We used to fight about money. We fought about children. We fought about adoption. Adoption was probably the number one thing that caused me the greatest pain. I felt as if he didn't understand me and wasn't on my side. I felt like he was rejecting my daughter before I even found her.
It hasn't been an easy marriage. However, our life has really turned around. He quit drinking about a year and half ago. Slowly, he has became a different man. Well, not totally different but more responsible and has been able to tone some of his thoughts down. Adoption still can be a touchy subject for us. Sometimes, he wants to debate it. I can only do that for a few minutes and then basically, I feel like I am right and just don't want to talk about it. It's hard to be logical when emotions are involved.
He used to give me a hard time about my daughter's scrapbook. I don't know why. There were moments where I slept with it by my side. I was afraid he would destroy it. It's not as if he ever said he would. It was just my fear. He has really changed. He actually helped me flatten some flowers in a book because I wanted to use them for the scrapbook. I joke about if something like a fire happens save the scrapbook and while it may seem like a joke. I really mean it. Don't let it burn. It would be a great loss if something destroyed it. My husband is really getting how important it is to me. He suggested that I pay for someone to scan the book and make it into a digital form. It's a wonderful idea. If I do that. I can always have the book. I am so attached to it that I been afraid that I won't be able to give it to my daughter.

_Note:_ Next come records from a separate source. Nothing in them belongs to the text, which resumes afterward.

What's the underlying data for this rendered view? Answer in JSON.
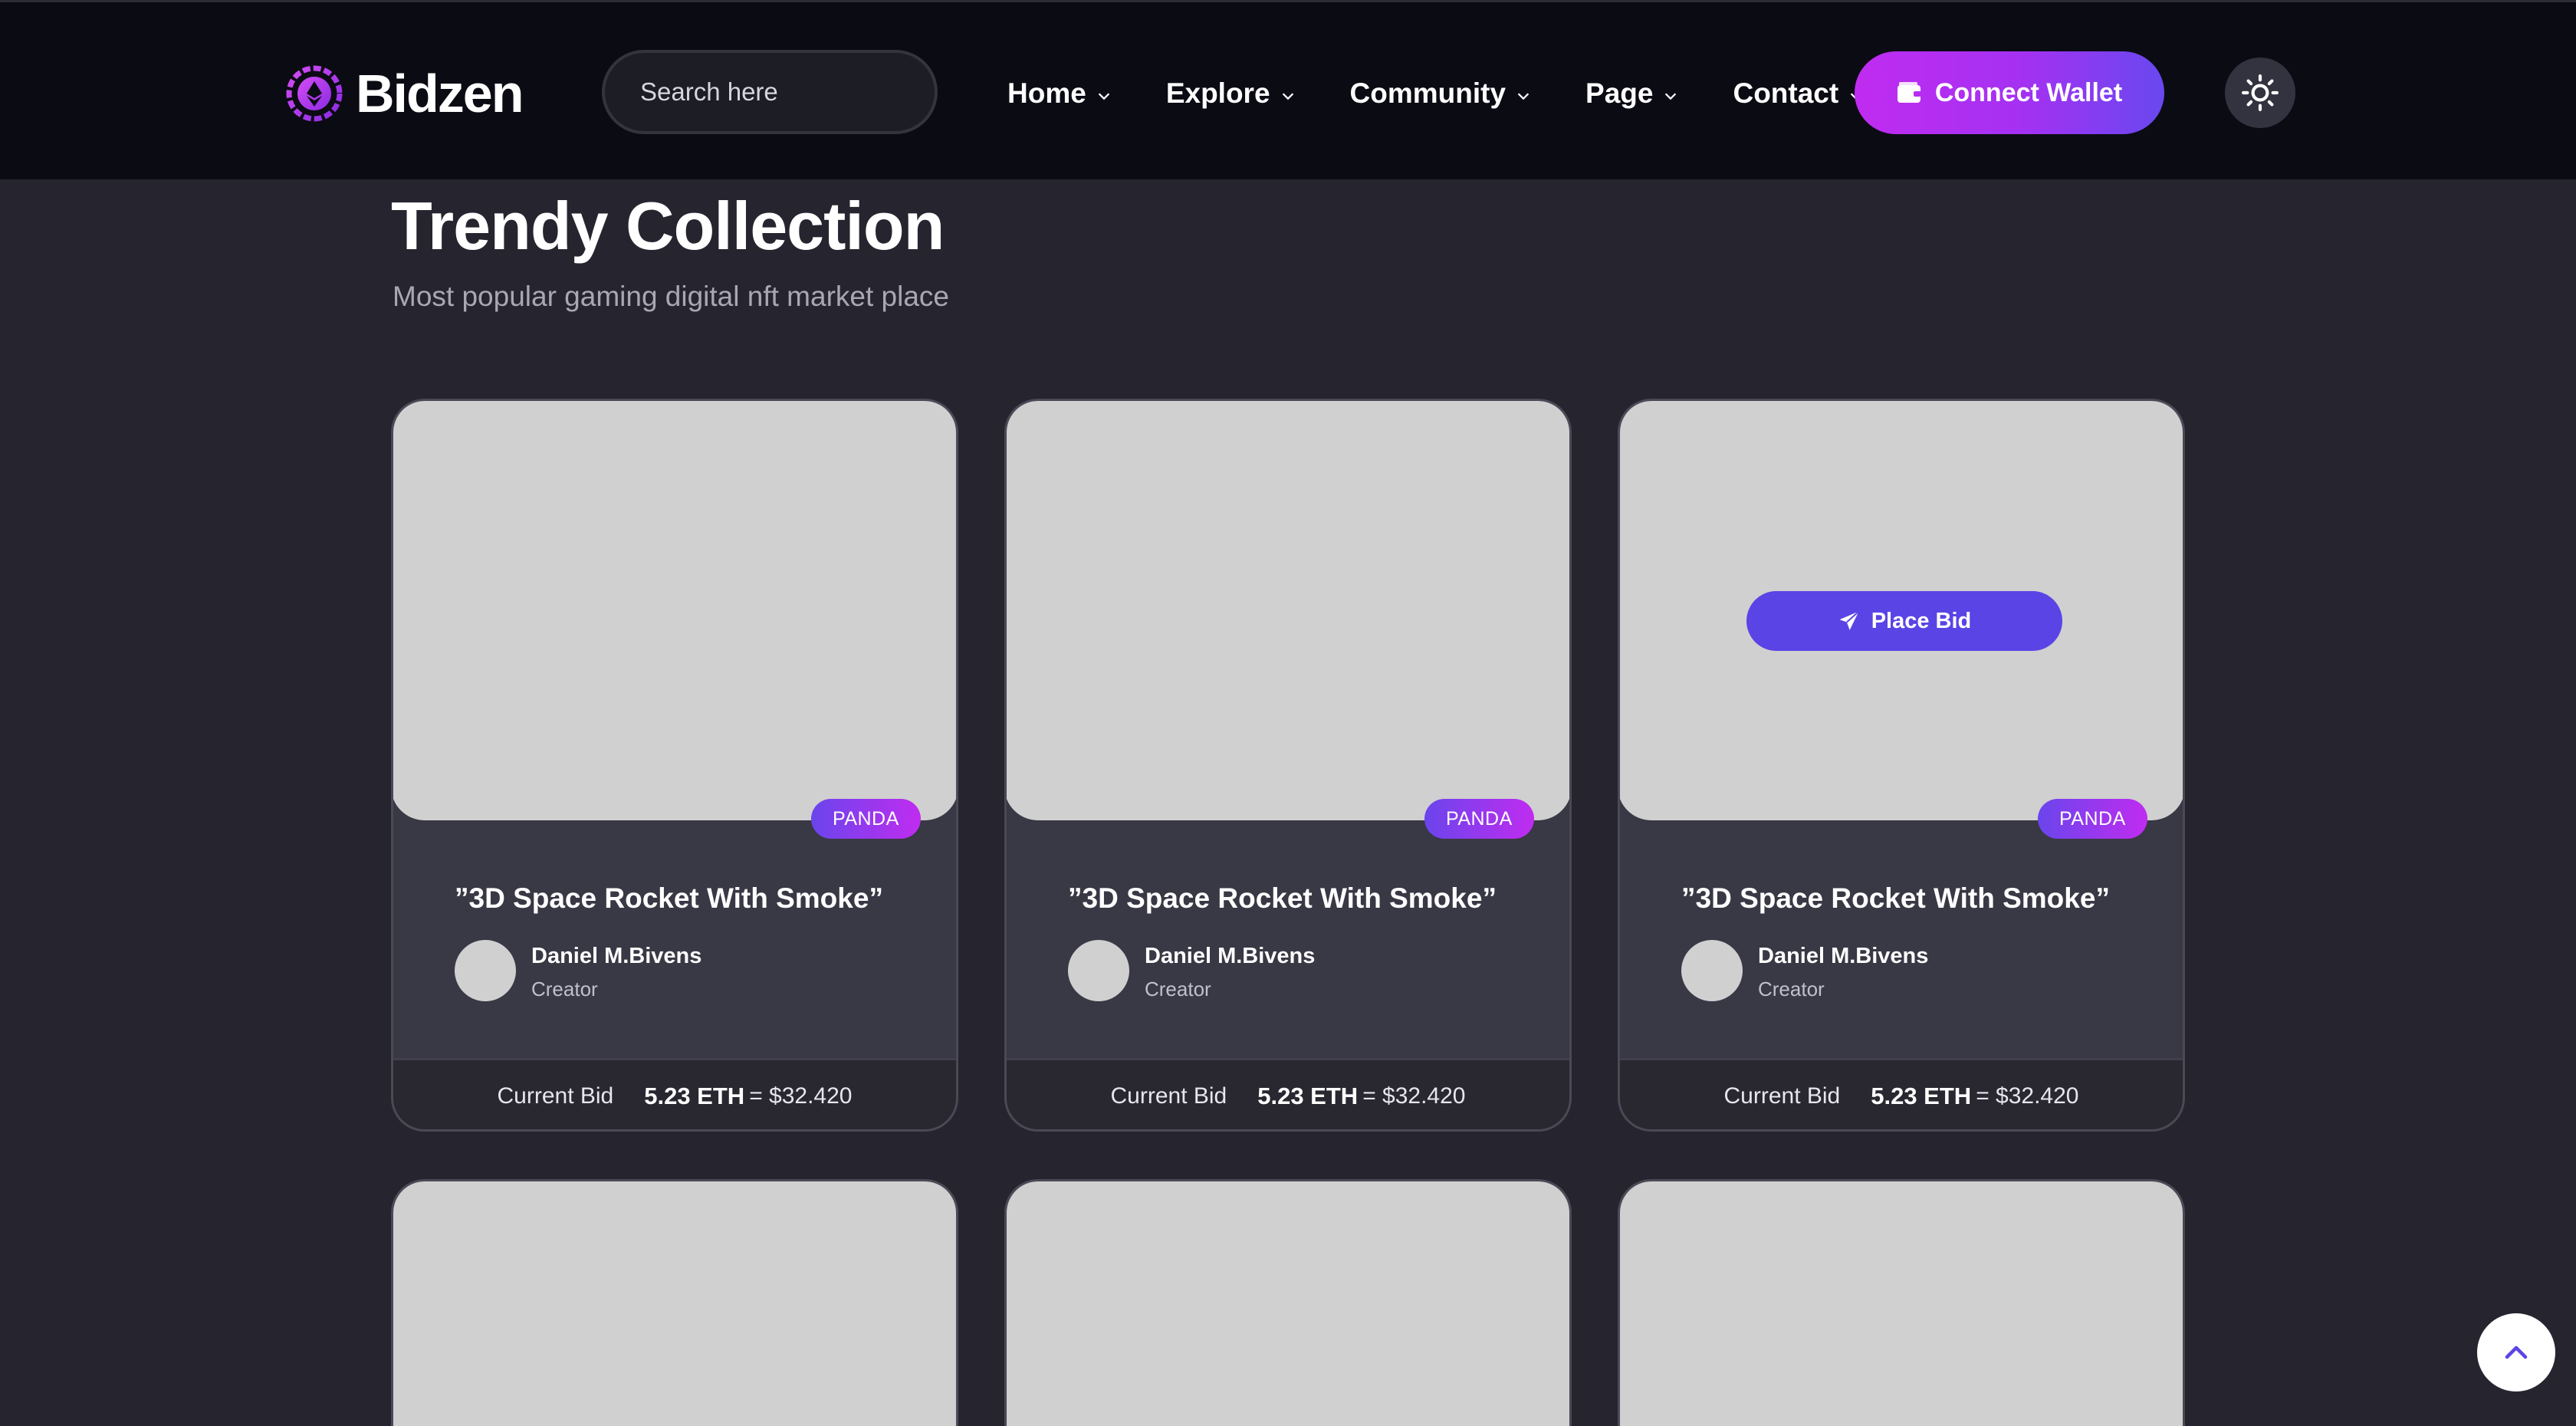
{
  "header": {
    "logo_text": "Bidzen",
    "search_placeholder": "Search here",
    "nav": [
      {
        "label": "Home"
      },
      {
        "label": "Explore"
      },
      {
        "label": "Community"
      },
      {
        "label": "Page"
      },
      {
        "label": "Contact"
      }
    ],
    "wallet_label": "Connect Wallet"
  },
  "section": {
    "title": "Trendy Collection",
    "subtitle": "Most popular gaming digital nft market place"
  },
  "cards": [
    {
      "tag": "PANDA",
      "title": "”3D Space Rocket With Smoke”",
      "creator_name": "Daniel M.Bivens",
      "creator_role": "Creator",
      "bid_label": "Current Bid",
      "bid_eth": "5.23 ETH",
      "bid_usd": "= $32.420"
    },
    {
      "tag": "PANDA",
      "title": "”3D Space Rocket With Smoke”",
      "creator_name": "Daniel M.Bivens",
      "creator_role": "Creator",
      "bid_label": "Current Bid",
      "bid_eth": "5.23 ETH",
      "bid_usd": "= $32.420"
    },
    {
      "tag": "PANDA",
      "title": "”3D Space Rocket With Smoke”",
      "creator_name": "Daniel M.Bivens",
      "creator_role": "Creator",
      "bid_label": "Current Bid",
      "bid_eth": "5.23 ETH",
      "bid_usd": "= $32.420",
      "place_bid_label": "Place Bid"
    }
  ],
  "colors": {
    "page_bg": "#26252f",
    "header_bg": "#0b0b14",
    "accent_purple": "#c02cf0",
    "accent_indigo": "#5a44e6",
    "card_bg": "#393845",
    "image_placeholder": "#d0d0d0"
  },
  "icons": [
    "logo-mark-icon",
    "search-icon",
    "chevron-down-icon",
    "wallet-icon",
    "sun-icon",
    "paper-plane-icon",
    "chevron-up-icon"
  ]
}
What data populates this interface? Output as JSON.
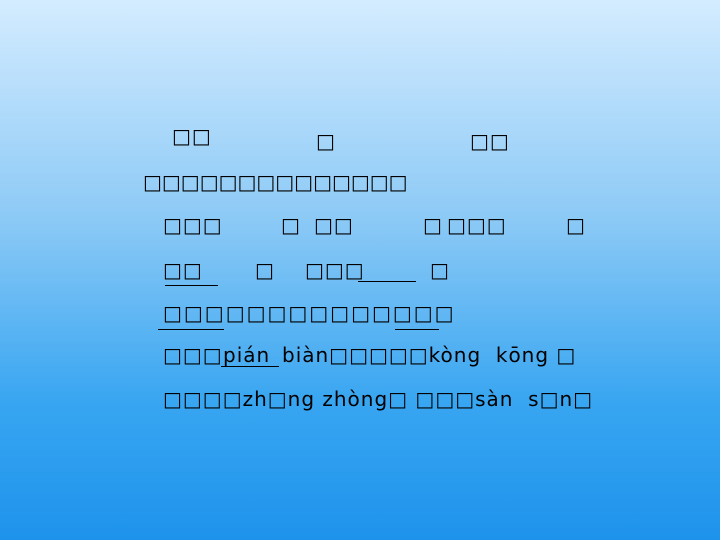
{
  "row1": {
    "a": "□□",
    "b": "□",
    "c": "□□"
  },
  "row2": {
    "a": "□□□□□□□□□□□□□□"
  },
  "row3": {
    "a": "□□□",
    "b": "□",
    "c": "□□",
    "d": "□",
    "e": "□□□",
    "f": "□"
  },
  "row4": {
    "a": "□□",
    "b": "□",
    "c": "□□□",
    "d": "□"
  },
  "row5": {
    "a": "□□□□□□□□□□□□□□"
  },
  "row6": {
    "a": "□□□",
    "b": "pián",
    "c": "biàn□□□□□kòng  kōng □"
  },
  "row7": {
    "a": "□□□□zh□ng zhòng□ □□□sàn  s□n□"
  }
}
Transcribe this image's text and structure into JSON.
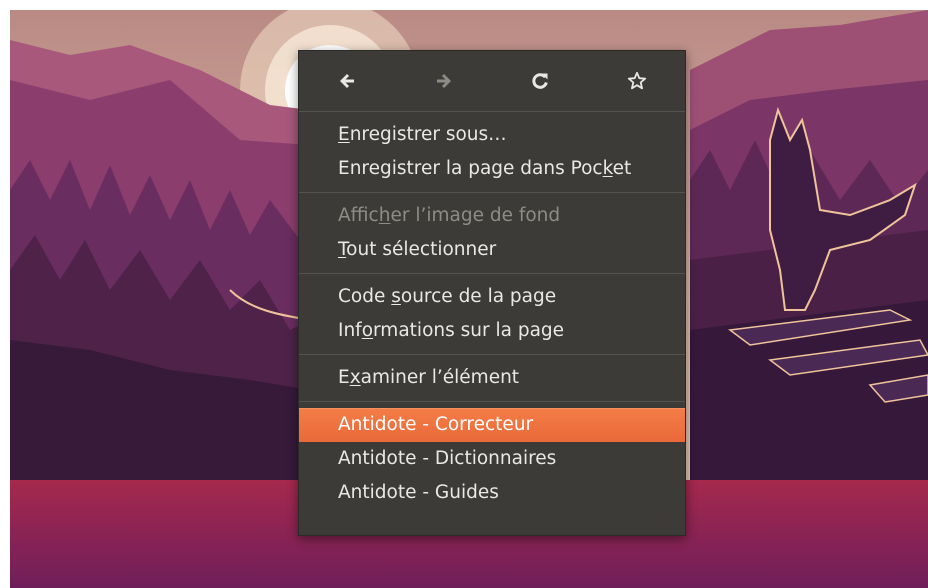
{
  "colors": {
    "menu_background": "#3c3b37",
    "menu_text": "#e8e8e6",
    "disabled_text": "#8e8c85",
    "highlight": "#f07a44",
    "separator": "#55534d"
  },
  "navigation": [
    {
      "icon": "arrow-left-icon",
      "enabled": true
    },
    {
      "icon": "arrow-right-icon",
      "enabled": false
    },
    {
      "icon": "reload-icon",
      "enabled": true
    },
    {
      "icon": "star-outline-icon",
      "enabled": true
    }
  ],
  "menu": {
    "groups": [
      [
        {
          "label": "Enregistrer sous…",
          "mnemonic": "E",
          "disabled": false
        },
        {
          "label": "Enregistrer la page dans Pocket",
          "mnemonic": "k",
          "disabled": false
        }
      ],
      [
        {
          "label": "Afficher l’image de fond",
          "mnemonic": "h",
          "disabled": true
        },
        {
          "label": "Tout sélectionner",
          "mnemonic": "T",
          "disabled": false
        }
      ],
      [
        {
          "label": "Code source de la page",
          "mnemonic": "s",
          "disabled": false
        },
        {
          "label": "Informations sur la page",
          "mnemonic": "o",
          "disabled": false
        }
      ],
      [
        {
          "label": "Examiner l’élément",
          "mnemonic": "x",
          "disabled": false
        }
      ],
      [
        {
          "label": "Antidote - Correcteur",
          "mnemonic": "",
          "disabled": false,
          "active": true
        },
        {
          "label": "Antidote - Dictionnaires",
          "mnemonic": "",
          "disabled": false
        },
        {
          "label": "Antidote - Guides",
          "mnemonic": "",
          "disabled": false
        }
      ]
    ]
  }
}
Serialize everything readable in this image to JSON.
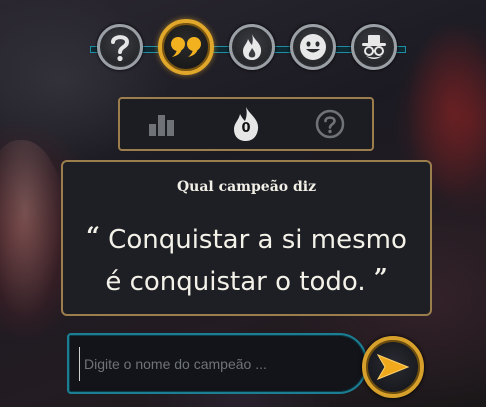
{
  "modes": [
    {
      "name": "classic",
      "icon": "question-icon",
      "active": false
    },
    {
      "name": "quote",
      "icon": "quote-icon",
      "active": true
    },
    {
      "name": "ability",
      "icon": "flame-icon",
      "active": false
    },
    {
      "name": "emoji",
      "icon": "smiley-icon",
      "active": false
    },
    {
      "name": "splash",
      "icon": "disguise-icon",
      "active": false
    }
  ],
  "hints": {
    "stats_icon": "bar-chart-icon",
    "flame_count": "0",
    "help_icon": "question-circle-icon"
  },
  "quote": {
    "title": "Qual campeão diz",
    "open_mark": "“",
    "line1": "Conquistar a si mesmo",
    "line2": "é conquistar o todo.",
    "close_mark": "”"
  },
  "answer": {
    "placeholder": "Digite o nome do campeão ...",
    "value": ""
  },
  "colors": {
    "accent_gold": "#e0a72a",
    "accent_teal": "#1f8ea4",
    "panel_bg": "#1d1f25",
    "panel_border": "#9c7d4c"
  }
}
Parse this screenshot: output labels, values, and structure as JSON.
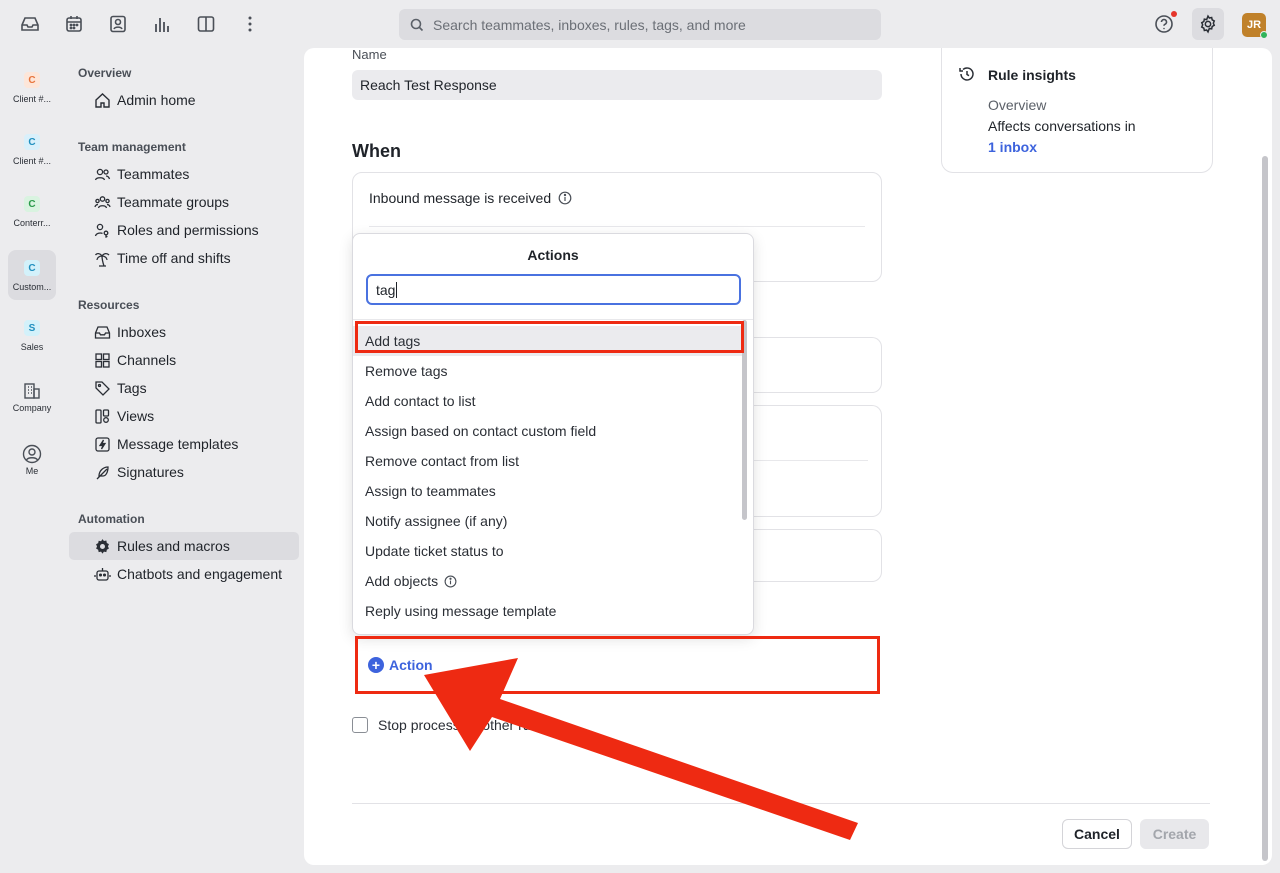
{
  "topbar": {
    "search_placeholder": "Search teammates, inboxes, rules, tags, and more",
    "avatar_initials": "JR"
  },
  "rail": [
    {
      "badge": "C",
      "label": "Client #...",
      "color": "#e8743b",
      "bg": "#fde6d9"
    },
    {
      "badge": "C",
      "label": "Client #...",
      "color": "#1f8fbf",
      "bg": "#d9f0fb"
    },
    {
      "badge": "C",
      "label": "Conterr...",
      "color": "#2a9a4a",
      "bg": "#d9f3e0"
    },
    {
      "badge": "C",
      "label": "Custom...",
      "color": "#1f8fbf",
      "bg": "#d3f1fa"
    },
    {
      "badge": "S",
      "label": "Sales",
      "color": "#1f8fbf",
      "bg": "#d3f1fa"
    },
    {
      "label": "Company"
    },
    {
      "label": "Me"
    }
  ],
  "nav": {
    "overview_heading": "Overview",
    "admin_home": "Admin home",
    "team_heading": "Team management",
    "teammates": "Teammates",
    "teammate_groups": "Teammate groups",
    "roles": "Roles and permissions",
    "time_off": "Time off and shifts",
    "resources_heading": "Resources",
    "inboxes": "Inboxes",
    "channels": "Channels",
    "tags": "Tags",
    "views": "Views",
    "templates": "Message templates",
    "signatures": "Signatures",
    "automation_heading": "Automation",
    "rules": "Rules and macros",
    "chatbots": "Chatbots and engagement"
  },
  "form": {
    "name_label": "Name",
    "name_value": "Reach Test Response",
    "when_title": "When",
    "trigger": "Inbound message is received",
    "action_label": "Action",
    "stop_processing": "Stop processing other rules",
    "cancel": "Cancel",
    "create": "Create"
  },
  "dropdown": {
    "title": "Actions",
    "search_value": "tag",
    "items": [
      "Add tags",
      "Remove tags",
      "Add contact to list",
      "Assign based on contact custom field",
      "Remove contact from list",
      "Assign to teammates",
      "Notify assignee (if any)",
      "Update ticket status to",
      "Add objects",
      "Reply using message template"
    ]
  },
  "insights": {
    "title": "Rule insights",
    "overview": "Overview",
    "affects": "Affects conversations in",
    "link": "1 inbox"
  },
  "colors": {
    "accent": "#3d63dd",
    "annotation_red": "#ee2a12"
  }
}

My husband is a grandfather. Babygirl is 10 months old. She is so adorable. So, my marriage, I am a grandmother too. I have been helping out her Mom and Dad by babysitting for her the last few weeks. I really love it. She is fun to be around and I love dressing her in pretty girly clothes. It's fun to go buy her something and change her into it.
My husband continues to try to connect with my older son. It's not easy getting along with a teen. I am very happy with how things are going between them. I just wish I could get my sons to stop fighting with each other. I guess I can't have it all.
I am in a reunion with my daughter. It's a dream come true. My husband has been pretty supportive of this.
I know he probably doesn't take the time to read this but if you do check in. I am crazy in love with you!!!! You make me feel special. I am so happy that you didn't walk when I was pushing you away. You are so good to me.